Take into account factors like potential delay (see point 2), and you’ll realise you’re holding on to an illiquid asset that can quickly turn into a liability.
6. The “defects free” period is often loaded with conditions
Under-development properties have a “defects free” period, during which the developer is obliged to correct any defects. The duration of the period varies (check with the agent). The terms and conditions are easy to decipher, if you are used to language challenges such as deciphering ancient Egyptian.
The defects free arrangement can be loaded with loopholes for the developer (e.g. yes, we’re supposed to replace cracked windows, but you installed a safety grill and that counts as a modification, so buy yourself a new one.)

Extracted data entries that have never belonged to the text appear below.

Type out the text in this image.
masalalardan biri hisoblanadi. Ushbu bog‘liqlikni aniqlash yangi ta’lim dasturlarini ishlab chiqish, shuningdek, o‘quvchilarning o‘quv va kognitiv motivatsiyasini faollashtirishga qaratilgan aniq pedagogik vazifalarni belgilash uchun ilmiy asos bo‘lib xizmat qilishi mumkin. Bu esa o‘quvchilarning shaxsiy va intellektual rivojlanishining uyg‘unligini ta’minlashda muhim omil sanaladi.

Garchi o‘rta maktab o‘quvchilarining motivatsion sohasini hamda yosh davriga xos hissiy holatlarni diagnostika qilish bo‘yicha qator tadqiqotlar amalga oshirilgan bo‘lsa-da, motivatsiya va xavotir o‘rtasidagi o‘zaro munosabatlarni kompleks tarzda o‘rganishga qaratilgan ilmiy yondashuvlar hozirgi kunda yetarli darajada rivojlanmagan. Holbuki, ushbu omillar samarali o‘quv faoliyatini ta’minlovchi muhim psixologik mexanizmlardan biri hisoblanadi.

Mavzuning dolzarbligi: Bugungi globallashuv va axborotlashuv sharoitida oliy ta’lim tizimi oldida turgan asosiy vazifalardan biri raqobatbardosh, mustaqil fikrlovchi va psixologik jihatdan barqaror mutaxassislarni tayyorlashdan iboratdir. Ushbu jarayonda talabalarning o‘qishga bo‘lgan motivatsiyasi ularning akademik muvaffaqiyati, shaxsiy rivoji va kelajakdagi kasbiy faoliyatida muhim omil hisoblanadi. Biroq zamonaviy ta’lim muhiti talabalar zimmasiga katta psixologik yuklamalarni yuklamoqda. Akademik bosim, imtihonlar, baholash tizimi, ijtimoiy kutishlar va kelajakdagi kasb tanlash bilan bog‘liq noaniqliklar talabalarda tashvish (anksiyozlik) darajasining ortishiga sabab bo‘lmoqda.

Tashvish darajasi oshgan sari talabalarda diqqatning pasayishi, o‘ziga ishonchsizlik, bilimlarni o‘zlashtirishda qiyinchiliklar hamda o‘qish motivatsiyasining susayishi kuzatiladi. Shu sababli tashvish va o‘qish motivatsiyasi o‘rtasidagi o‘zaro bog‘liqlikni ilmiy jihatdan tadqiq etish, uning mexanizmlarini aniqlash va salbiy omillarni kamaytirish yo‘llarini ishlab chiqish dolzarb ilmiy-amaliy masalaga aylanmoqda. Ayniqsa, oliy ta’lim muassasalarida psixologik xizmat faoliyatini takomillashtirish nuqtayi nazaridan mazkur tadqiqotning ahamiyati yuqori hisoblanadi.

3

I’d tell you to “read the terms and conditions carefully,” but that’s useless advice; like writing “don’t drown” as a swimming tip. Instead, I’ll just say you should set aside some extra money to deal with the defects.
Trust me, there’s a good chance you’ll end up paying for them yourself.
7. The rental yields are speculative
Rental yields are a bizarre thing – there are properties within three minutes of an MRT station that find few tenants. There are properties located so far from town, the tenants might seriously consider buying a camel or two to make the trip; but everyone’s eager to stay there.
There are too many variables at stake, and the best way to determine rental yield is…well, is to see what it’s been renting for. You can’t do that with a property that doesn’t exist yet.
As such, buying an under-development property to rent can be a classic case of counting chickens before they’re hatched. Work out a worst case scenario (vacancies, or rental income 30 per cent below expectations), and see if you can still afford the risk.